When the lightbulb struck, I aimed my pencil to the notebook paper to write a viral hit when the ground rumbled. At first, I assumed it was an earthquake, and I attempted to ignore it; no one would stop me from writing my viral hit. Yet the rumble persisted. Okay, this must be the big one everyone keeps clamoring about, I thought. Knowing I was in danger, I finished scribbling my idea and hid under my desk, hoping the quake takes me away quickly and painlessly.

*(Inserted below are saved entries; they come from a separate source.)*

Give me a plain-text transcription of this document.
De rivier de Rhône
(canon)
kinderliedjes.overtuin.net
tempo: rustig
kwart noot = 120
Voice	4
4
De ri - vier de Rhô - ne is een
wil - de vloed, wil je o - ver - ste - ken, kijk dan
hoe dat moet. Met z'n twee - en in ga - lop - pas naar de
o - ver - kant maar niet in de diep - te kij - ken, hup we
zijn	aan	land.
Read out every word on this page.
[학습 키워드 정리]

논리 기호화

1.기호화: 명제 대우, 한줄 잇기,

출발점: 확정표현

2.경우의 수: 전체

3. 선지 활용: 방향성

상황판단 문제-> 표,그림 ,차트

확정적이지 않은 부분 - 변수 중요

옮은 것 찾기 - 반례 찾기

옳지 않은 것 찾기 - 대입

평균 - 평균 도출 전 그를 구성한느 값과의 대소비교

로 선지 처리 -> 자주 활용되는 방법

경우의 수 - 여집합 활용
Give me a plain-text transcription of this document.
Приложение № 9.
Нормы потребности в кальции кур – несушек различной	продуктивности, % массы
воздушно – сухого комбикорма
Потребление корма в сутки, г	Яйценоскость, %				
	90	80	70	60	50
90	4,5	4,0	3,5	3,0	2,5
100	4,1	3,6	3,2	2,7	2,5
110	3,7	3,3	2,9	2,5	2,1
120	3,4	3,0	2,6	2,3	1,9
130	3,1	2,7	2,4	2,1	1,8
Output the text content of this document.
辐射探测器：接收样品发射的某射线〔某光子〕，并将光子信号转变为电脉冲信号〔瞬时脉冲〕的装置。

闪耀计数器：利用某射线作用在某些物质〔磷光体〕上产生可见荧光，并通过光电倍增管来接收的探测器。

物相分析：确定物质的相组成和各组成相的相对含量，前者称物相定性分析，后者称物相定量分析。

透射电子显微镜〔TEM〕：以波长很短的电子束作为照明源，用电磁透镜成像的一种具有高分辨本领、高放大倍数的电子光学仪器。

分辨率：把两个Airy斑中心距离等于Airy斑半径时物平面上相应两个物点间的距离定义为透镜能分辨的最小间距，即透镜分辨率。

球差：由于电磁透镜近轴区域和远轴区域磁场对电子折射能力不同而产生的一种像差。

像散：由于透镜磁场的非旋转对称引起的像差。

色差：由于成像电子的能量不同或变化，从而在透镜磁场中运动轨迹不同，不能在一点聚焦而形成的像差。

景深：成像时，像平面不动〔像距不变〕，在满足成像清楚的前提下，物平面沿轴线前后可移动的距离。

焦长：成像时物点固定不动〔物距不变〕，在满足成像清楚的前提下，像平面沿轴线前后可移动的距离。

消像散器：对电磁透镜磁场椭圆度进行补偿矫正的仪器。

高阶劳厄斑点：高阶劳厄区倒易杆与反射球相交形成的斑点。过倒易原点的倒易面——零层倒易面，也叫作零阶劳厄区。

Within moments, the rumbling stopped. I opened my eyes to peek through the window under my desk to see any outside destruction. No, everything’s aligned; no wreckage. Peering through the window, I heard a growl, and my body lifted from the ground. Before I can react, something thin grabbed me by the torso. It directed me to its field of vision, where I witness something I couldn’t explain to a scientist. A thin, thin, eyeless creature with black markings throughout its alabaster body held me ever so closely.

I was being handled by a 20-foot notebook monster who came from nowhere. Not wanting to gawk at the creature’s face, I turned my neck to the desk to see my notebook paper ideas have vanished. I gulped and turned my neck back to stare at the animate notebook sheets. Out of nowhere, the creature spoke:

“Do you know why I’m here?” the monster growled.

“No,” I said, glaring away from its eyes.

“I’m here because of all the ridiculous ideas you wrote on me. Ten best shades of black, five comfortable public benches to sleep on, and five people you’ll meet in hell. Why would write such nonsense? What’s wrong with you?” said the monster.

“Nothing, I’m just being funny,” I said.

“There’s nothing funny about these ideas, they’re stupid,” howled the monster.